Rede von
Horst
Sielaff
- Parteizugehörigkeit zum Zeitpunkt der Rede:
(SPD)
- Letzte offizielle eingetragene Parteizugehörigkeit: (SPD)
Ich zitiere:
Wenn man jetzt die Auswanderung irgendwie stoppen könnte, würde das Deutschtum noch gerettet werden. Viele rein deutsche Dörfer sind definitiv verloren. Aber es gibt noch Dörfer, wo sich das Deutschtum erhalten hat und wo noch eine gewisse Gemeinschaft existiert. Dort könnte sich eine neue Gemeinschaft wieder formieren. Aber wir erleben die letzten Stunden unseres Volkes. Für mich
— so die Schreiberin, die Deutsche aus Rumänien —
ist dies sehr deprimierend. Ich weiß nicht, ob Deutschland hier bei uns die richtige Politik führt und nicht mit allen Mitteln die Auflösung unserer Gemeinschaft ... unterstützt.

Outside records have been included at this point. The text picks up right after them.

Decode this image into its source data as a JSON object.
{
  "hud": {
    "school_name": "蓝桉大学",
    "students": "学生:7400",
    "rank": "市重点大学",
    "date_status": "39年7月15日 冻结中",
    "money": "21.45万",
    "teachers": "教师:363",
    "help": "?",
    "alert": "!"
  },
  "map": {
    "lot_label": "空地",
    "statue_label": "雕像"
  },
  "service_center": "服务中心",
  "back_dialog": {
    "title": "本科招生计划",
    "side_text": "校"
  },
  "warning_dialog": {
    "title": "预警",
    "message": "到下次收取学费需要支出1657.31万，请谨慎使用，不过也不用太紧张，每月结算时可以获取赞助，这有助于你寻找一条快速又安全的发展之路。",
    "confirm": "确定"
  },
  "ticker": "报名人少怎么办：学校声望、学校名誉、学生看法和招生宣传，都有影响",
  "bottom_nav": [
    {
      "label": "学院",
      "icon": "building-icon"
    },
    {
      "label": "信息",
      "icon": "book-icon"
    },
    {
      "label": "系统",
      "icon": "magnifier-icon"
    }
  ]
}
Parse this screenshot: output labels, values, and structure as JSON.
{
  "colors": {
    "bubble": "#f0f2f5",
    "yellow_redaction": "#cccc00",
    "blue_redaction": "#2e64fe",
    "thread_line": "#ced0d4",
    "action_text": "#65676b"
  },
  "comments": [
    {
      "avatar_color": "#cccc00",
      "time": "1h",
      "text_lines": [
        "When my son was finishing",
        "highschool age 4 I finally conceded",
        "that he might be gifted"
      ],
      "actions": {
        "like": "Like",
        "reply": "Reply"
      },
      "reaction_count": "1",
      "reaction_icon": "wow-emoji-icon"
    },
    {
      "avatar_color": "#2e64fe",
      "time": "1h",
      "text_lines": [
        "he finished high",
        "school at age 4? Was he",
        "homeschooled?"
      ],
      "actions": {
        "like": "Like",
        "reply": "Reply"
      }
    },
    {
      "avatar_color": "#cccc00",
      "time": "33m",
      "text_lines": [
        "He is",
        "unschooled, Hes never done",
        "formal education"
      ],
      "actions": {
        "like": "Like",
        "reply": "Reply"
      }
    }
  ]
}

Weiter heißt es in diesem Brief:
Deutschland müßte froh sein, daß es hier sein altes Kulturvolk besitzt ... Das Ganze hat mit einer Familienzusammenführung begonnen und hat sich zu einer Auswanderung entwickelt; und all dies innerhalb so ganz kurzer Zeit . . .
Ich bin der Meinung,
— so die Schreiberin —
die Bundesrepublik sollte uns mehr helfen, als mit allen legalen und illegalen Mitteln zur Auswanderung anzutreiben. Das Deutschtum in Mitteleuropa müßte erhalten bleiben.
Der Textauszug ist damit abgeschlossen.